她顯然是太恍惚了,踩到樓梯上的水一腳踏空。楊潯在旁估計要去拉她,卻被拖拽著一同滾下了樓梯。摔倒時他肯定是盡力墊在她身下,看起來傷得更重些。他左側的眉骨被樓梯的金屬扶手割傷了,一抬頭,血披半面。
她坐在樓梯上,依舊沒什麼多餘的表情,但現在檀宜之看清了,那不是平靜,而是一種茫然的麻木。她受到的打擊更大,只是艱難地克制住了。
「唉,楊潯,你的臉,怎麼會這樣啊。對不起,我沒看路,都是我不好。怎麼會這樣呢?」 她其實也摔得不輕,額頭上青腫一片,左手則被割傷了。

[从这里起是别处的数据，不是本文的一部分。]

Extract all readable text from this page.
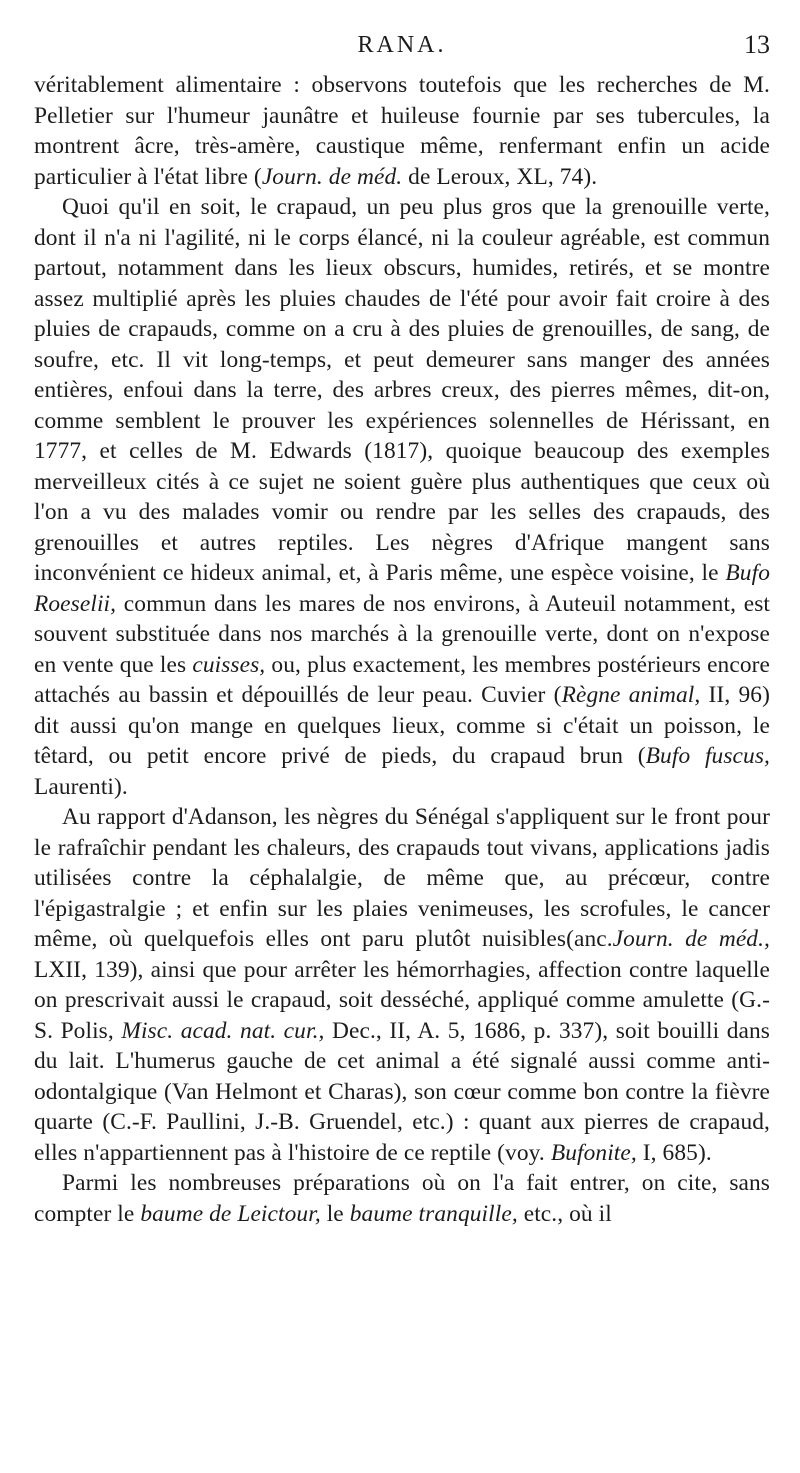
RANA.	13

véritablement alimentaire : observons toutefois que les recherches de M. Pelletier sur l'humeur jaunâtre et huileuse fournie par ses tubercules, la montrent âcre, très-amère, caustique même, renfermant enfin un acide particulier à l'état libre (Journ. de méd. de Leroux, XL, 74).

Quoi qu'il en soit, le crapaud, un peu plus gros que la grenouille verte, dont il n'a ni l'agilité, ni le corps élancé, ni la couleur agréable, est commun partout, notamment dans les lieux obscurs, humides, retirés, et se montre assez multiplié après les pluies chaudes de l'été pour avoir fait croire à des pluies de crapauds, comme on a cru à des pluies de grenouilles, de sang, de soufre, etc. Il vit long-temps, et peut demeurer sans manger des années entières, enfoui dans la terre, des arbres creux, des pierres mêmes, dit-on, comme semblent le prouver les expériences solennelles de Hérissant, en 1777, et celles de M. Edwards (1817), quoique beaucoup des exemples merveilleux cités à ce sujet ne soient guère plus authentiques que ceux où l'on a vu des malades vomir ou rendre par les selles des crapauds, des grenouilles et autres reptiles. Les nègres d'Afrique mangent sans inconvénient ce hideux animal, et, à Paris même, une espèce voisine, le Bufo Roeselii, commun dans les mares de nos environs, à Auteuil notamment, est souvent substituée dans nos marchés à la grenouille verte, dont on n'expose en vente que les cuisses, ou, plus exactement, les membres postérieurs encore attachés au bassin et dépouillés de leur peau. Cuvier (Règne animal, II, 96) dit aussi qu'on mange en quelques lieux, comme si c'était un poisson, le têtard, ou petit encore privé de pieds, du crapaud brun (Bufo fuscus, Laurenti).

Au rapport d'Adanson, les nègres du Sénégal s'appliquent sur le front pour le rafraîchir pendant les chaleurs, des crapauds tout vivans, applications jadis utilisées contre la céphalalgie, de même que, au précœur, contre l'épigastralgie ; et enfin sur les plaies venimeuses, les scrofules, le cancer même, où quelquefois elles ont paru plutôt nuisibles(anc.Journ. de méd., LXII, 139), ainsi que pour arrêter les hémorrhagies, affection contre laquelle on prescrivait aussi le crapaud, soit desséché, appliqué comme amulette (G.-S. Polis, Misc. acad. nat. cur., Dec., II, A. 5, 1686, p. 337), soit bouilli dans du lait. L'humerus gauche de cet animal a été signalé aussi comme anti-odontalgique (Van Helmont et Charas), son cœur comme bon contre la fièvre quarte (C.-F. Paullini, J.-B. Gruendel, etc.) : quant aux pierres de crapaud, elles n'appartiennent pas à l'histoire de ce reptile (voy. Bufonite, I, 685).

Parmi les nombreuses préparations où on l'a fait entrer, on cite, sans compter le baume de Leictour, le baume tranquille, etc., où il
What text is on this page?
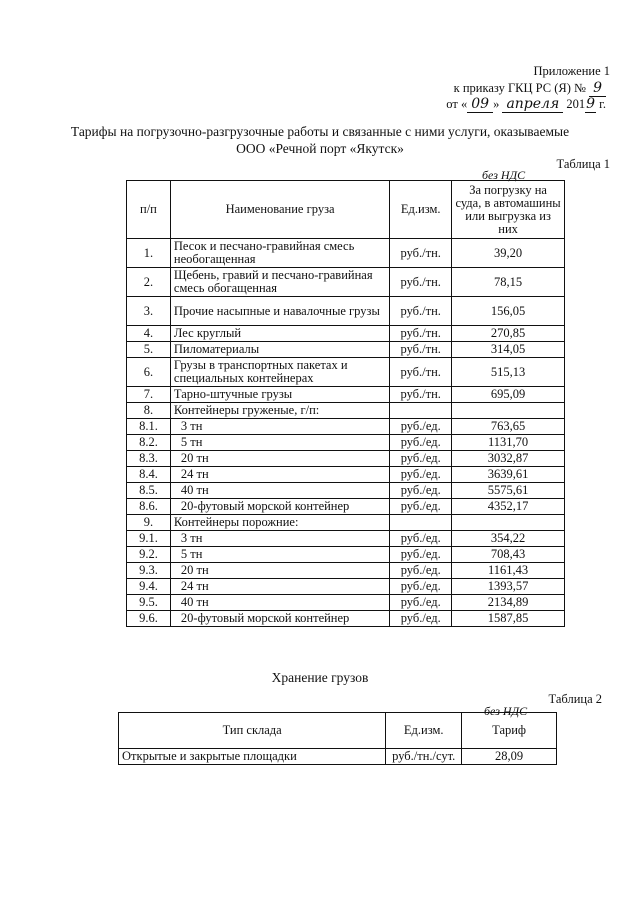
Приложение 1
к приказу ГКЦ РС (Я) № 9
от « 09 » апреля 2019 г.
Тарифы на погрузочно-разгрузочные работы и связанные с ними услуги, оказываемые ООО «Речной порт «Якутск»
Таблица 1
без НДС
п/п	Наименование груза	Ед.изм.	За погрузку на суда, в автомашины или выгрузка из них
1.	Песок и песчано-гравийная смесь необогащенная	руб./тн.	39,20
2.	Щебень, гравий и песчано-гравийная смесь обогащенная	руб./тн.	78,15
3.	Прочие насыпные и навалочные грузы	руб./тн.	156,05
4.	Лес круглый	руб./тн.	270,85
5.	Пиломатериалы	руб./тн.	314,05
6.	Грузы в транспортных пакетах и специальных контейнерах	руб./тн.	515,13
7.	Тарно-штучные грузы	руб./тн.	695,09
8.	Контейнеры груженые, г/п:		
8.1.	3 тн	руб./ед.	763,65
8.2.	5 тн	руб./ед.	1131,70
8.3.	20 тн	руб./ед.	3032,87
8.4.	24 тн	руб./ед.	3639,61
8.5.	40 тн	руб./ед.	5575,61
8.6.	20-футовый морской контейнер	руб./ед.	4352,17
9.	Контейнеры порожние:		
9.1.	3 тн	руб./ед.	354,22
9.2.	5 тн	руб./ед.	708,43
9.3.	20 тн	руб./ед.	1161,43
9.4.	24 тн	руб./ед.	1393,57
9.5.	40 тн	руб./ед.	2134,89
9.6.	20-футовый морской контейнер	руб./ед.	1587,85
Хранение грузов
Таблица 2
без НДС
Тип склада	Ед.изм.	Тариф
Открытые и закрытые площадки	руб./тн./сут.	28,09
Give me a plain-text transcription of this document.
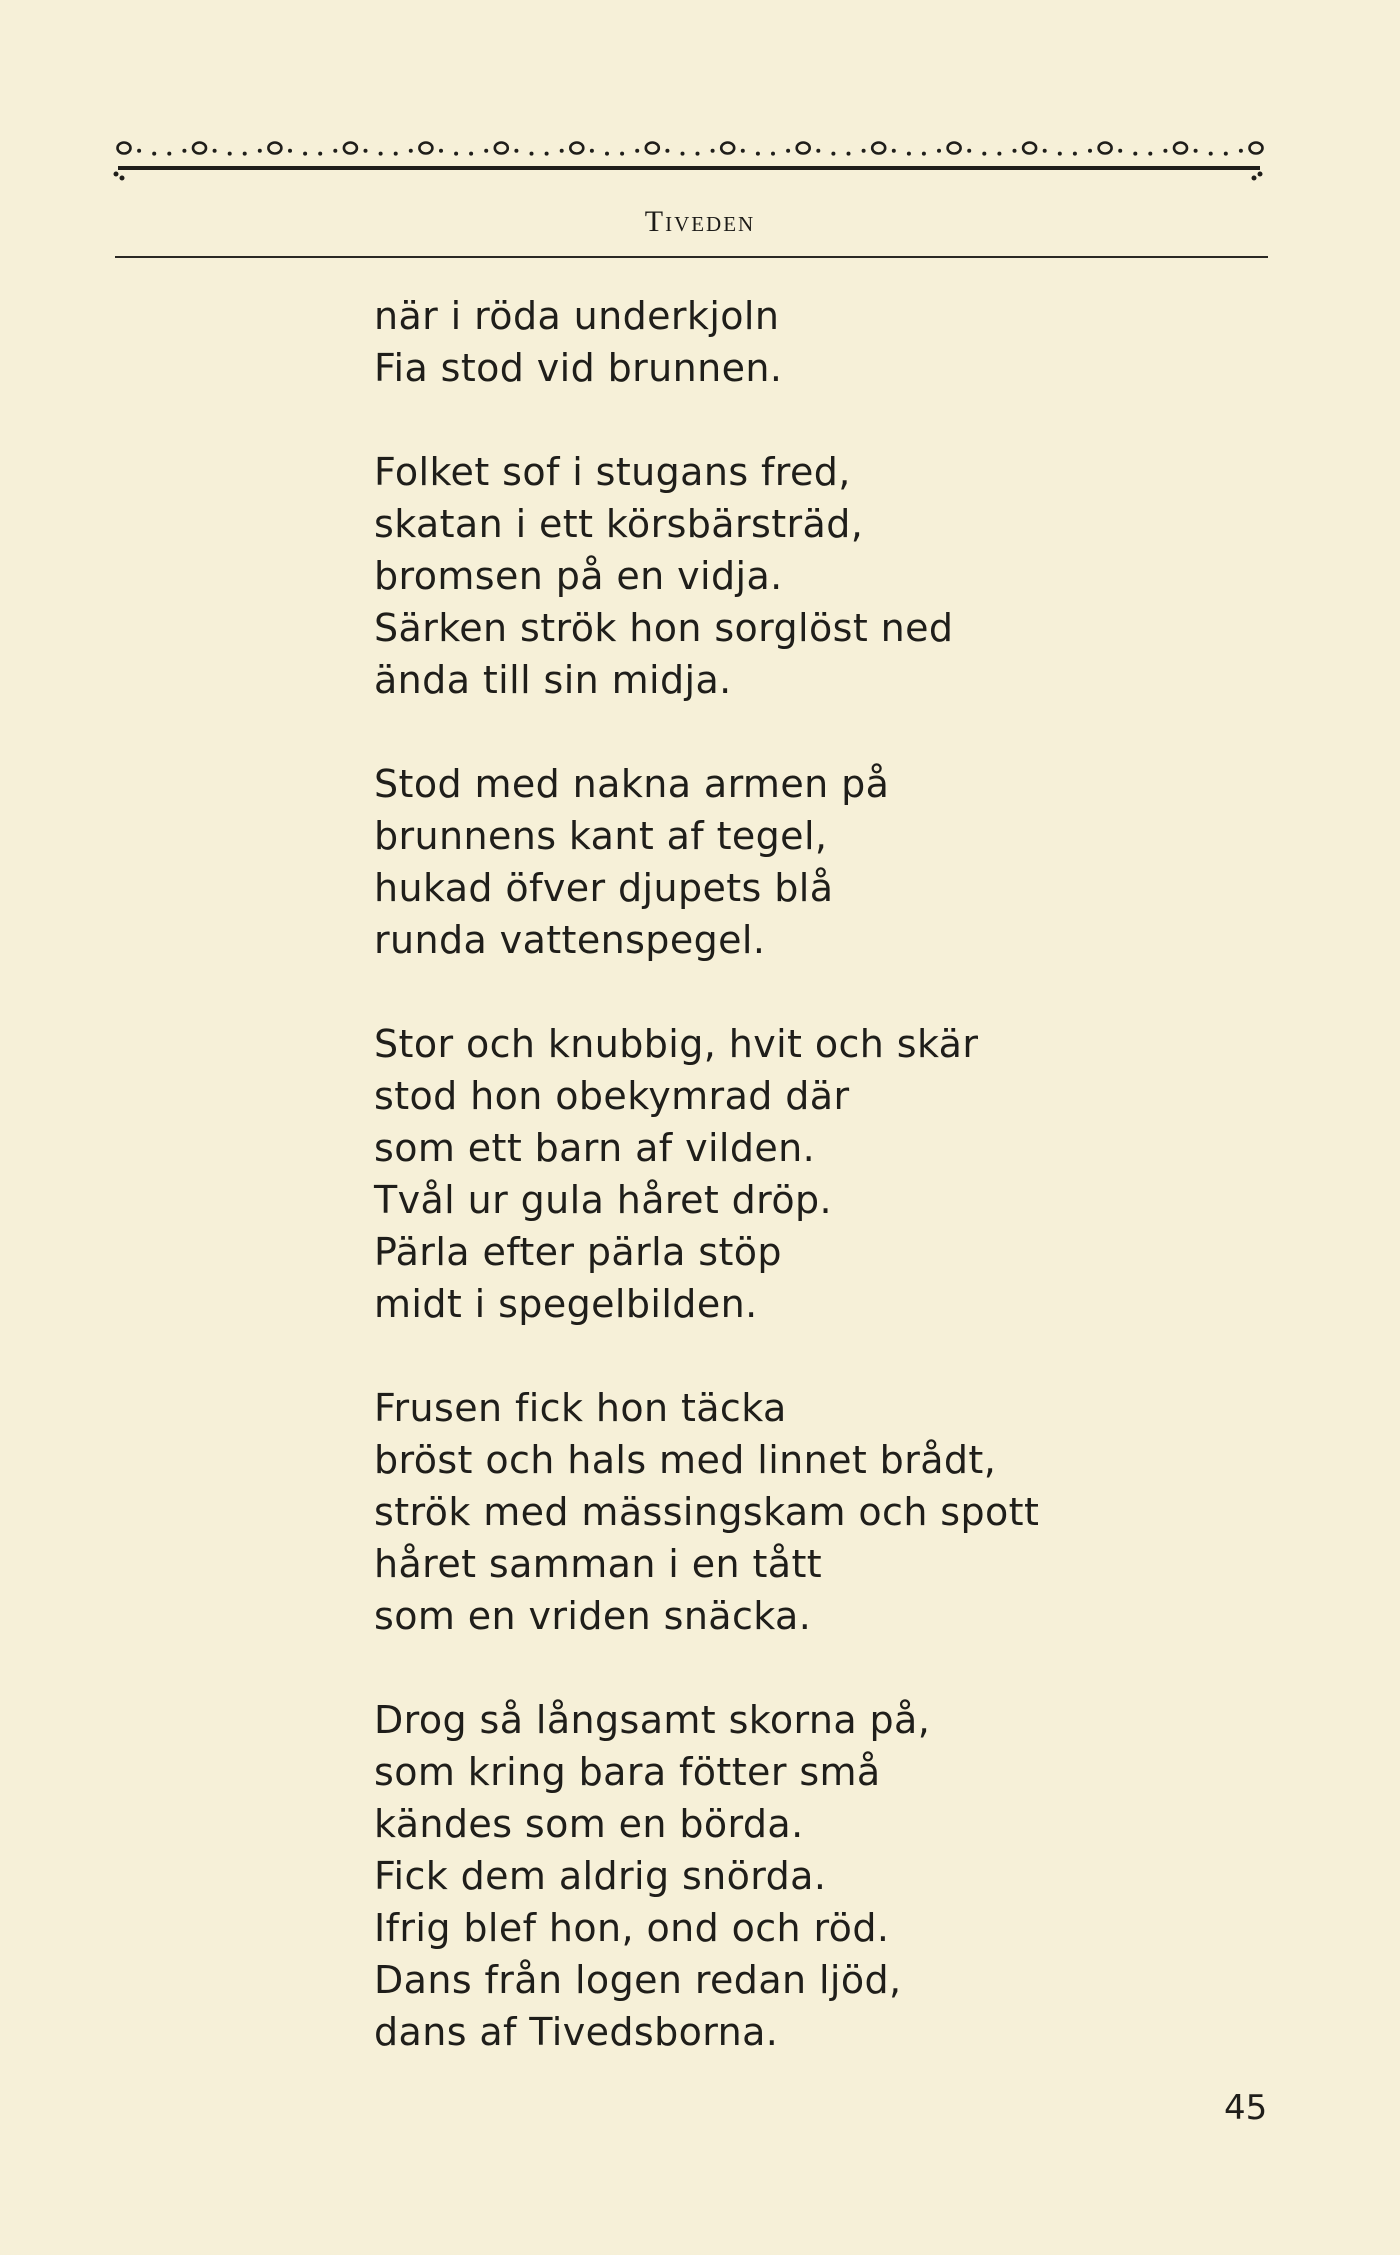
Tiveden
när i röda underkjoln
Fia stod vid brunnen.
Folket sof i stugans fred,
skatan i ett körsbärsträd,
bromsen på en vidja.
Särken strök hon sorglöst ned
ända till sin midja.
Stod med nakna armen på
brunnens kant af tegel,
hukad öfver djupets blå
runda vattenspegel.
Stor och knubbig, hvit och skär
stod hon obekymrad där
som ett barn af vilden.
Tvål ur gula håret dröp.
Pärla efter pärla stöp
midt i spegelbilden.
Frusen fick hon täcka
bröst och hals med linnet brådt,
strök med mässingskam och spott
håret samman i en tått
som en vriden snäcka.
Drog så långsamt skorna på,
som kring bara fötter små
kändes som en börda.
Fick dem aldrig snörda.
Ifrig blef hon, ond och röd.
Dans från logen redan ljöd,
dans af Tivedsborna.
45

她摸了摸臉上的淤青,莫名笑了起來,笑聲持續了片刻,忽然又落淚了,她喃喃重複道:「怎麼會這樣呢?好端端的,怎麼就,怎麼就……」
起先她只是遲鈍地落淚,唇邊莫名的笑意還沒散,漸漸地她才反應過來發生了什麼,捂著臉忍不住嚎啕大哭起來。好幾次,她就哽住了,越是想要停止哭泣,反撲時的悲傷都更強烈。
幾位護士已經趕了過來,不知道她為什麼在痛哭,但都知道出了大事,一時不敢上前攙扶她。
張懷凝還在哭,楊潯忍不住摟住她安慰,「沒事的,哭出來人會舒服點,我知道你不容易的。」他左手捂住傷口止血,右手攬住她的肩膀。沒碰實,但他的眼神已經完全貼了上去。
他偏過頭,一滴淚飛快亮過,輕輕眨眼,他迅速裝作無事發生,慢慢把張懷凝扶起來。